While natural disasters causing catastrophic property damages are increasing every year, associations also have to be prepared for other unexpected expenses, such as a roof replacement or a new heating and cooling system. These major capital improvements projects come at great costs. Often residents deem the process as burdensome, taxing or both. Boards, on the other hand, should be at ease knowing that adequate funds are available for such projects; however, all too often this is not the case.
But what exactly are capital improvements as defined by industry professionals? “When referring to capital improvements as related to a residential community one is speaking of the property components that have a defined useful life and will need replacement at some point in the future,” says John Hersey of J. Hershey Architects based in Libertyville. “These components may be site or building items such as pavement, monument signs, wall cladding and roofing.”
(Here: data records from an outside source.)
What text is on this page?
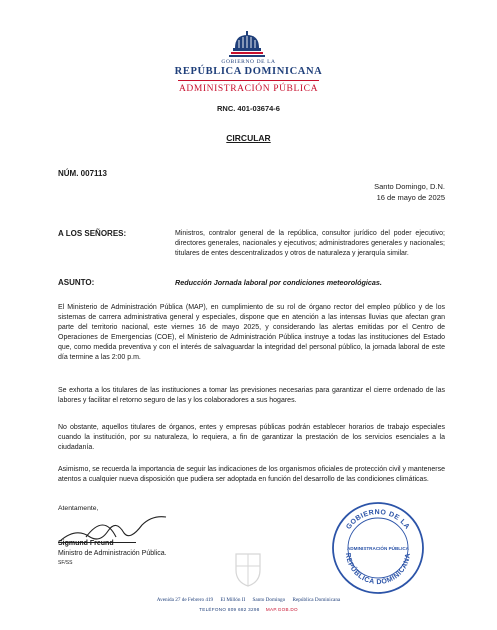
GOBIERNO DE LA
REPÚBLICA DOMINICANA
ADMINISTRACIÓN PÚBLICA
RNC. 401-03674-6
CIRCULAR
NÚM. 007113
Santo Domingo, D.N.
16 de mayo de 2025
A LOS SEÑORES:	Ministros, contralor general de la república, consultor jurídico del poder ejecutivo; directores generales, nacionales y ejecutivos; administradores generales y nacionales; titulares de entes descentralizados y otros de naturaleza y jerarquía similar.
ASUNTO:	Reducción Jornada laboral por condiciones meteorológicas.
El Ministerio de Administración Pública (MAP), en cumplimiento de su rol de órgano rector del empleo público y de los sistemas de carrera administrativa general y especiales, dispone que en atención a las intensas lluvias que afectan gran parte del territorio nacional, este viernes 16 de mayo 2025, y considerando las alertas emitidas por el Centro de Operaciones de Emergencias (COE), el Ministerio de Administración Pública instruye a todas las instituciones del Estado que, como medida preventiva y con el interés de salvaguardar la integridad del personal público, la jornada laboral de este día termine a las 2:00 p.m.
Se exhorta a los titulares de las instituciones a tomar las previsiones necesarias para garantizar el cierre ordenado de las labores y facilitar el retorno seguro de las y los colaboradores a sus hogares.
No obstante, aquellos titulares de órganos, entes y empresas públicas podrán establecer horarios de trabajo especiales cuando la institución, por su naturaleza, lo requiera, a fin de garantizar la prestación de los servicios esenciales a la ciudadanía.
Asimismo, se recuerda la importancia de seguir las indicaciones de los organismos oficiales de protección civil y mantenerse atentos a cualquier nueva disposición que pudiera ser adoptada en función del desarrollo de las condiciones climáticas.
Atentamente,
Sigmund Freund
Ministro de Administración Pública.
SF/SS
GOBIERNO DE LA
ADMINISTRACIÓN PÚBLICA
REPÚBLICA DOMINICANA
Avenida 27 de Febrero 419 El Millón II Santo Domingo República Dominicana
TELÉFONO 809 682 3298 MAP.GOB.DO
While usually well-intended, associations, regardless of location or residential income levels, tend to make common mistakes when it comes to budgeting for required improvements such as new sidewalks.
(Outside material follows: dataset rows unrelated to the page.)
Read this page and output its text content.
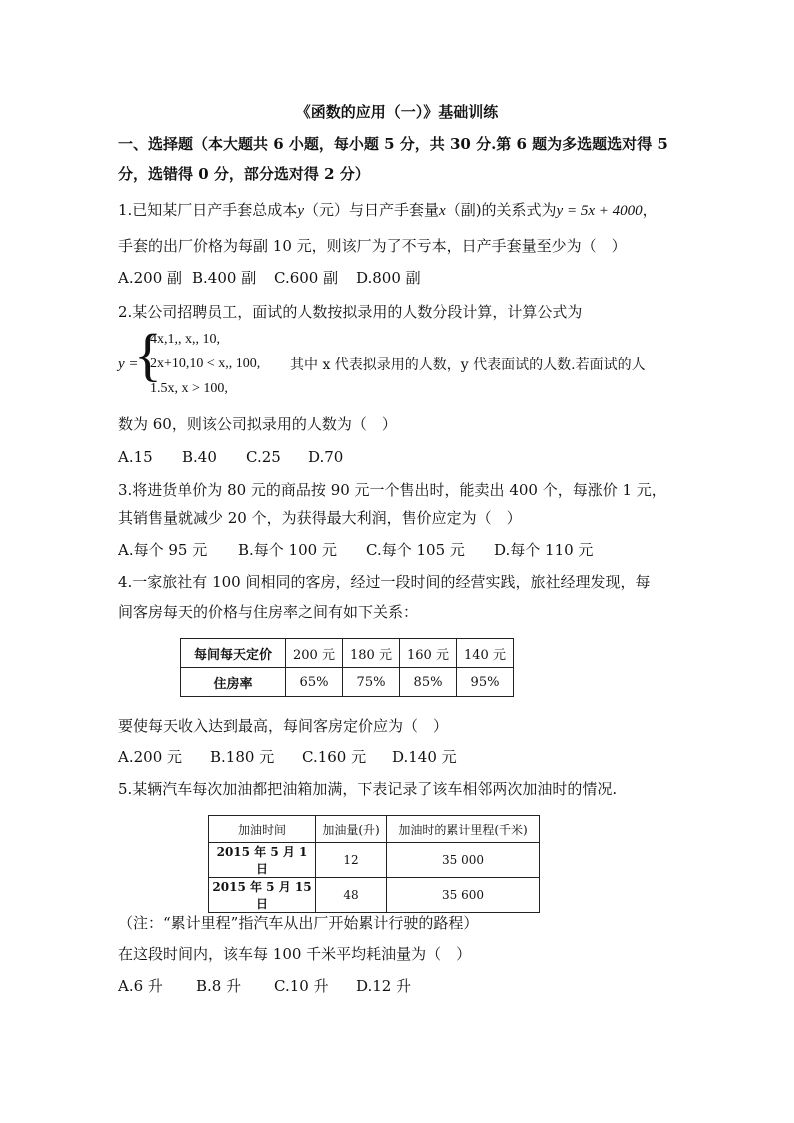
《函数的应用（一）》基础训练
一、选择题（本大题共 6 小题，每小题 5 分，共 30 分.第 6 题为多选题选对得 5
分，选错得 0 分，部分选对得 2 分）
1.已知某厂日产手套总成本y（元）与日产手套量x（副)的关系式为y = 5x + 4000，
手套的出厂价格为每副 10 元，则该厂为了不亏本，日产手套量至少为（　）
A.200 副 B.400 副 C.600 副 D.800 副
2.某公司招聘员工，面试的人数按拟录用的人数分段计算，计算公式为
y =
{
4x,1,, x,, 10,
2x+10,10 < x,, 100,
1.5x, x > 100,
其中 x 代表拟录用的人数，y 代表面试的人数.若面试的人
数为 60，则该公司拟录用的人数为（　）
A.15 B.40 C.25 D.70
3.将进货单价为 80 元的商品按 90 元一个售出时，能卖出 400 个，每涨价 1 元，
其销售量就减少 20 个，为获得最大利润，售价应定为（　）
A.每个 95 元 B.每个 100 元 C.每个 105 元 D.每个 110 元
4.一家旅社有 100 间相同的客房，经过一段时间的经营实践，旅社经理发现，每
间客房每天的价格与住房率之间有如下关系：
每间每天定价	200 元	180 元	160 元	140 元
住房率	65%	75%	85%	95%
要使每天收入达到最高，每间客房定价应为（　）
A.200 元 B.180 元 C.160 元 D.140 元
5.某辆汽车每次加油都把油箱加满，下表记录了该车相邻两次加油时的情况.
加油时间	加油量(升)	加油时的累计里程(千米)
2015 年 5 月 1 日	12	35 000
2015 年 5 月 15 日	48	35 600
（注：“累计里程”指汽车从出厂开始累计行驶的路程）
在这段时间内，该车每 100 千米平均耗油量为（　）
A.6 升 B.8 升 C.10 升 D.12 升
“The biggest problem boards face is not having the information they need to adequately budget and make critical decisions,” says Stuart Wilkinson, a reserve specialist with the Reserve Study Group, a national consulting firm. “Boards need to arm themselves with information, including a reserve study that helps them not only understand their current circumstances but what options they have moving forward.”
Nik Clark, director of Client Services for the Milwaukee-based Reserve Advisors, says “failure to plan” is probably the most common mistake he sees on a regular basis. “Historically, many associations just didn’t plan/budget for major capital expenditures and took a ‘wait until it breaks’ mentality,” says Clark. “Other common mistakes are trying to do-it-yourself (DIY) without the expertise and knowledge to compile a comprehensive forecast.”